鉄屑を拾って生活の糧にする近所のルーマニア移民、アフリカ移民の同級生のスカッとする歌姫ぶり、著者の住むブライトンの、いわゆる元底辺中学校のノンバイナリーやLGBTQの教育、福祉政策から福祉切り捨ての現実、ブレグジットの影響など様々なイギリスの生活光景が切り取られる。
息子は中2、いわゆる思春期を迎え、バンドのリードギターをやっているようだ。
やはり当地の学校に用意されている教育の幅の広さには驚く。シティズンシップ、経済、芸術&デザイン、ダンス、映像、エンジニアリング、宗教、ビジネスなどなど。社会的なテーマで5分間スピーチするなど課題も、まるで日本の大学みたいだ。

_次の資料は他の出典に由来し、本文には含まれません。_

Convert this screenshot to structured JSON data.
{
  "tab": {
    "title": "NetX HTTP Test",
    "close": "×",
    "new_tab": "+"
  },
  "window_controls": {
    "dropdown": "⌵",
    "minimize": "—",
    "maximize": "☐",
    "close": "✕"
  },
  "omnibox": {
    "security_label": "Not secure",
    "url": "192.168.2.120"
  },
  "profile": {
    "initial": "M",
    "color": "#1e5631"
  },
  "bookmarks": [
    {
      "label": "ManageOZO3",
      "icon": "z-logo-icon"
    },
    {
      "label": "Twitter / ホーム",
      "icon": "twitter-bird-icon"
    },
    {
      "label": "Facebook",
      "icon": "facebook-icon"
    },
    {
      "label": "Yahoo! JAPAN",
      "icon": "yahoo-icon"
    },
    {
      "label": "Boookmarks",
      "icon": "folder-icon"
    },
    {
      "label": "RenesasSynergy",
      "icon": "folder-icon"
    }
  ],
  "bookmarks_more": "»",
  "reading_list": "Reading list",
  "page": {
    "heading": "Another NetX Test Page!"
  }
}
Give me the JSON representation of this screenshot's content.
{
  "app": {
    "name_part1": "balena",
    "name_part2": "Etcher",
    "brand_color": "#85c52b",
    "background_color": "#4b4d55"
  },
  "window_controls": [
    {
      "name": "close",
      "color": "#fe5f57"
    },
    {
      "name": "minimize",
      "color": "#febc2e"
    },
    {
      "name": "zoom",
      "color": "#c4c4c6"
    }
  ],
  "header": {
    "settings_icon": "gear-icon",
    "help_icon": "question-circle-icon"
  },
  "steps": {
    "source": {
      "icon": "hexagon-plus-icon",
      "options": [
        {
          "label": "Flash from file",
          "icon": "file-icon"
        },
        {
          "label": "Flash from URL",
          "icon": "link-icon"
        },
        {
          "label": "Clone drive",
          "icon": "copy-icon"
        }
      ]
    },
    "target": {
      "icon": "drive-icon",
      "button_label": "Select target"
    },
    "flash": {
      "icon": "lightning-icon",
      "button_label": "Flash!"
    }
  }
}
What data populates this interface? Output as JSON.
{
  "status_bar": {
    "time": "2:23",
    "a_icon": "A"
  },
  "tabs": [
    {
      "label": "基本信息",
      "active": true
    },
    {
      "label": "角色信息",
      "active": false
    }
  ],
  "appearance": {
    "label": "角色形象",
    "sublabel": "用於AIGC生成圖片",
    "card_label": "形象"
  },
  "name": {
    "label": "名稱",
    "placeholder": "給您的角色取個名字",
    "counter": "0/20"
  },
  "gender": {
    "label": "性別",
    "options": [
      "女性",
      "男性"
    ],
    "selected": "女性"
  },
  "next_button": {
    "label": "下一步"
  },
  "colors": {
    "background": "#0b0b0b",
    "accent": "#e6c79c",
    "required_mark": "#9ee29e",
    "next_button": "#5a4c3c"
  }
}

当然ながら、人間の社会には微妙な歪みがある、病気もある、想いの強さもある。そこはイギリスも同じ。貧富の差が激しかったり、福祉の削減にすさむ当地で、地域社会でも学校にも不条理と人間の感情がにじむ。
ユーモラスに、敏感に、息子の言動に愛を寄せ、様々な悲哀と希望を描く著者の筆は微妙で、知的で、程よく思い切りもいい。今回も言葉は通じないのに妙にウマの合う著者の父親と孫の触れ合いも微笑ましく織り込まれている。遠いヨーロッパのことなのに、絶妙に親近感を抱かせるエッセイ。才が光る。
著者は福岡の人なのでまた違う親近感も持ってたりする。
続き・・はもうないのかな。高校生編、読みたいな。